In other words, will clouds produce a wrong NDVI calculation?

5

Yes, it affects the values of NDVI, and it may not give the desired results sometimes. Information from Wikipedia: Normalized Difference Vegetation Index provides some details about the effects of cloud and snow as follows:

clouds and snow tend to be rather bright in the red (as well as other visible wavelengths) and quite dark in the near-infrared

Which implies based on mathematical equation of NDVI applied on dense forest:

It can be seen from its mathematical definition that the NDVI of an area containing a dense vegetation canopy will tend to positive values (say 0.3 to 0.8) while clouds and snow fields will be characterized by negative values of this index.

You can read the above article to get more information about the effects of clouds on NDVI.

2

The formula for a vegetative index is VI = CH2 - CH1 where CH1 is in the visible band (0.58 - 0.68 um) and CH2 is in the near infrared band (0.725 - 1.00 um).

The Normalized Difference Vegetation index (NDVI) is formulated as,

NDVI = (CH2 - CH1) / (Ch2 + CH1)

According to [1]

Vegetated areas will generally yield high values for either index [VI or NDVI] because of their relatively high near-IR relectance and low visible reflectance. In contrast, clouds, water, and snow have larger visible relfectance than near-IR reflectance. Thus, these features yield a negative index.

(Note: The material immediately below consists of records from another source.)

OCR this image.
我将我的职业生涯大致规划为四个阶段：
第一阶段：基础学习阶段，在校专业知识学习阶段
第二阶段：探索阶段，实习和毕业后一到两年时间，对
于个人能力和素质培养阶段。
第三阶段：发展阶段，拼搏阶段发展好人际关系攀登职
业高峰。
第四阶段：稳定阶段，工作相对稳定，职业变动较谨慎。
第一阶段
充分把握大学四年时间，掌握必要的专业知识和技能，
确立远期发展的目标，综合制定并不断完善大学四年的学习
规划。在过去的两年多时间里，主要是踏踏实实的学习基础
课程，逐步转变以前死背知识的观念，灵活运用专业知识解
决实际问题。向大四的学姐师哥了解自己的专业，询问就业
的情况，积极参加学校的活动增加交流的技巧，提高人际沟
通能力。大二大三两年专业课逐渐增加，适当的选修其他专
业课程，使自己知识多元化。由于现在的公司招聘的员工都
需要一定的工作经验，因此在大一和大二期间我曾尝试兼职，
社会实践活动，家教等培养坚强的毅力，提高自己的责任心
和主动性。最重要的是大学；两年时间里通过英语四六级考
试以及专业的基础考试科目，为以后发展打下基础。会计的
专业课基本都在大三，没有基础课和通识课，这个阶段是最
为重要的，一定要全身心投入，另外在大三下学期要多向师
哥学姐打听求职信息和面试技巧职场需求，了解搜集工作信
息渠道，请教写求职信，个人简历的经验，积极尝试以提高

Satellite studies taken over multiple days can be utilized to eliminate the effects of cloud coverage on an area, as long as there is not cloud coverage for the entire observation period.

The clouds effect on NDVI is then eliminated by selecting

For each pixel ... the greatest value on any day during the 14-day period (the highest NDVI value is assumed to represent the maximum vegetation "greenness" during the period). This process eliminates clouds from the composite (except in areas that are cloudy for all 14 days).

[1] Remote Sensing and Image Interpretation. Lillesand. Kiefer. Chipman. 7th Edition.